The travel agency that arranged trip, Young Pioneer Tours, on Friday said , "We have just been informed that the US government will no longer be allowing US citizens to travel to the DPRK." The company, which is based in China, added that the ban has yet to be officially confirmed but will come into force 30 days after July 27 and any US national who travels to North Korea will have their passports invalidated after the 30-day grace period.
The death last month of Otto Warmbier, who had been imprisoned for more than a year in North Korea, caused a public furore in the US, bringing home that the threat of North Korea endangers the average citizen as much as its ballistic missiles and nuclear tests. President Donald Trump denounced the death of the 22-year-old student, saying he suffered at the hands of a “brutal regime.”
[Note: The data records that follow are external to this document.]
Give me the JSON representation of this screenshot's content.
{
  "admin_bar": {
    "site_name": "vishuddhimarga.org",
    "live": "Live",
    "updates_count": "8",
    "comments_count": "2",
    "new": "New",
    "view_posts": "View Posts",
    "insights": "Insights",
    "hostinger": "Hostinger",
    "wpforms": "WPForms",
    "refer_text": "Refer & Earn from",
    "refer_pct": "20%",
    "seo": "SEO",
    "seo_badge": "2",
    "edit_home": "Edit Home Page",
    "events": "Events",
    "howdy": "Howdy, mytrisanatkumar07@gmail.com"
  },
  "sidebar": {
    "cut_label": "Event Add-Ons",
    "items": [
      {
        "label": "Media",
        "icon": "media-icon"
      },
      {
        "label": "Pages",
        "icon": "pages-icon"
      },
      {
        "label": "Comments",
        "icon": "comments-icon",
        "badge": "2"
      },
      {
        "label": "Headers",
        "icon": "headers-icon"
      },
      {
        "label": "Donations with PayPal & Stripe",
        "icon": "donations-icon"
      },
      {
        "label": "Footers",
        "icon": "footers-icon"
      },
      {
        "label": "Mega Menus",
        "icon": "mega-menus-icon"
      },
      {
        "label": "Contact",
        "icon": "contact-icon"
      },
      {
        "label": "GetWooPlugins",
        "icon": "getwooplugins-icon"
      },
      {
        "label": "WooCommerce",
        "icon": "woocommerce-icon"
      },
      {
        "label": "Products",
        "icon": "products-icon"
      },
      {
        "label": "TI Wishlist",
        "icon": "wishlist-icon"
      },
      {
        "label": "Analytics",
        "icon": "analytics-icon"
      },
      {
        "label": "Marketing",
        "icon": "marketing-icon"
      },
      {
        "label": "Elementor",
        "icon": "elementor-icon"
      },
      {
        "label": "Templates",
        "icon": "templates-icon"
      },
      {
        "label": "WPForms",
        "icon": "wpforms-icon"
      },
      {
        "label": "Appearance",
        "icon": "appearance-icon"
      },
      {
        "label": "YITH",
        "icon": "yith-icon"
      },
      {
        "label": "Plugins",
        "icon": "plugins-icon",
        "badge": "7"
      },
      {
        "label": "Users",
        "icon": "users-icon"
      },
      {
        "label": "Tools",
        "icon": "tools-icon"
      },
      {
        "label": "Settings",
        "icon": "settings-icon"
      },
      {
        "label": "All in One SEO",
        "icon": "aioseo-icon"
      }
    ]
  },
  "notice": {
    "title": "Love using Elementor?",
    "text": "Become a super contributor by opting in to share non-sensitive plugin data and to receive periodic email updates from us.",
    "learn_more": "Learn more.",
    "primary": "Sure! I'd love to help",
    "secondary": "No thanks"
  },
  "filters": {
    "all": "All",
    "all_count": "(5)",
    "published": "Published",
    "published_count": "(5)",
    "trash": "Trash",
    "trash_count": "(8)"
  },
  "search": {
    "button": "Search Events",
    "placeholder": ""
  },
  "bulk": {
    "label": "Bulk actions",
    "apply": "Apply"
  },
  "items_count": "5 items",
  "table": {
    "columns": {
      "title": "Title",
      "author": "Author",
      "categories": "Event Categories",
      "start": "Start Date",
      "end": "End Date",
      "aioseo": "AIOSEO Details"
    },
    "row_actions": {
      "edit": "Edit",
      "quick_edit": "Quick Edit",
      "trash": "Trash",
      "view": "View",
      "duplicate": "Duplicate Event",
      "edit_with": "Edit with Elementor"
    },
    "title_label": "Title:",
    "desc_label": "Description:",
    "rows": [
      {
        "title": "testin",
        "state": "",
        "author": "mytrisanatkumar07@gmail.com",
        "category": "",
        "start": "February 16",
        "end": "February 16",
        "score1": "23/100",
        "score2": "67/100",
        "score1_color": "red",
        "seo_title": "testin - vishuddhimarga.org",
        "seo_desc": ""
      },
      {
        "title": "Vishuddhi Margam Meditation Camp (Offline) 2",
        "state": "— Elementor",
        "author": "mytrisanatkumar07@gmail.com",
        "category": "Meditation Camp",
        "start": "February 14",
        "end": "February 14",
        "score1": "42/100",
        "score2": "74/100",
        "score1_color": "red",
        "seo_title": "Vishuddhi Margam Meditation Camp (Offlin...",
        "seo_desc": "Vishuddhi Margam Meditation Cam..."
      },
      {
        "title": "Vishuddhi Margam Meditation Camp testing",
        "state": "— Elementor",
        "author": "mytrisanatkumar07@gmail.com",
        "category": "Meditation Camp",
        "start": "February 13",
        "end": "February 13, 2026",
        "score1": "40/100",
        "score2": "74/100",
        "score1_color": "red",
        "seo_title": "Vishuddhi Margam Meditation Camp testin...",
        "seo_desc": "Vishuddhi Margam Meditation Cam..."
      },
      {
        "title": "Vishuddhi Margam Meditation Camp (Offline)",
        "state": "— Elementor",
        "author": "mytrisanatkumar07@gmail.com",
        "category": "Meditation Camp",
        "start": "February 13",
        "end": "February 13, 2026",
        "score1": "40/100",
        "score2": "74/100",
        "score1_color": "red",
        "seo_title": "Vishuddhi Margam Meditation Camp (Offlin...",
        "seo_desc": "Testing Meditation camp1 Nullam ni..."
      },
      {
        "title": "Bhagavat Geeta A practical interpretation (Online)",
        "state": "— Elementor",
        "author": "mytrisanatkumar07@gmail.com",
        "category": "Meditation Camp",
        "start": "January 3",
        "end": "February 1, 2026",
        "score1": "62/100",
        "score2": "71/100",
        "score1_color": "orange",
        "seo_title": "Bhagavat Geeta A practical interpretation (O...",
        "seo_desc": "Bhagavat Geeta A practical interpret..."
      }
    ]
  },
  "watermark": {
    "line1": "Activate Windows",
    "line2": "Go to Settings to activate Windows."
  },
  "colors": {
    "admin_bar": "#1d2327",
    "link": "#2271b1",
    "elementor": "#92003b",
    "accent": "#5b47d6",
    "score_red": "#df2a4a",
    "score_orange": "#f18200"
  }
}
Koryo Tours, another company that offers tours to North Korea, said the Swedish embassy in Pyongyang informed it of the ban. Sweden acts as a "protecting power" and an intermediary between North Korea and the United States, which have no official relations.
Warmbier was sentenced to 15 years of hard labour in March 2016 for trying to steal a political banner. He was in a coma when he was medically evacuated to his home state. After his death, Mr Trump said on Twitter that China had failed to rein in North Korea, which prompted Beijing to hit back, saying its efforts against its eastern neighbour had been “indispensable.”
North Korea denied torturing Warmbier, calling his death a mystery. The state-run Korean Central News Agency said the country provided him with “medical treatments and care with all sincerity on humanitarian basis."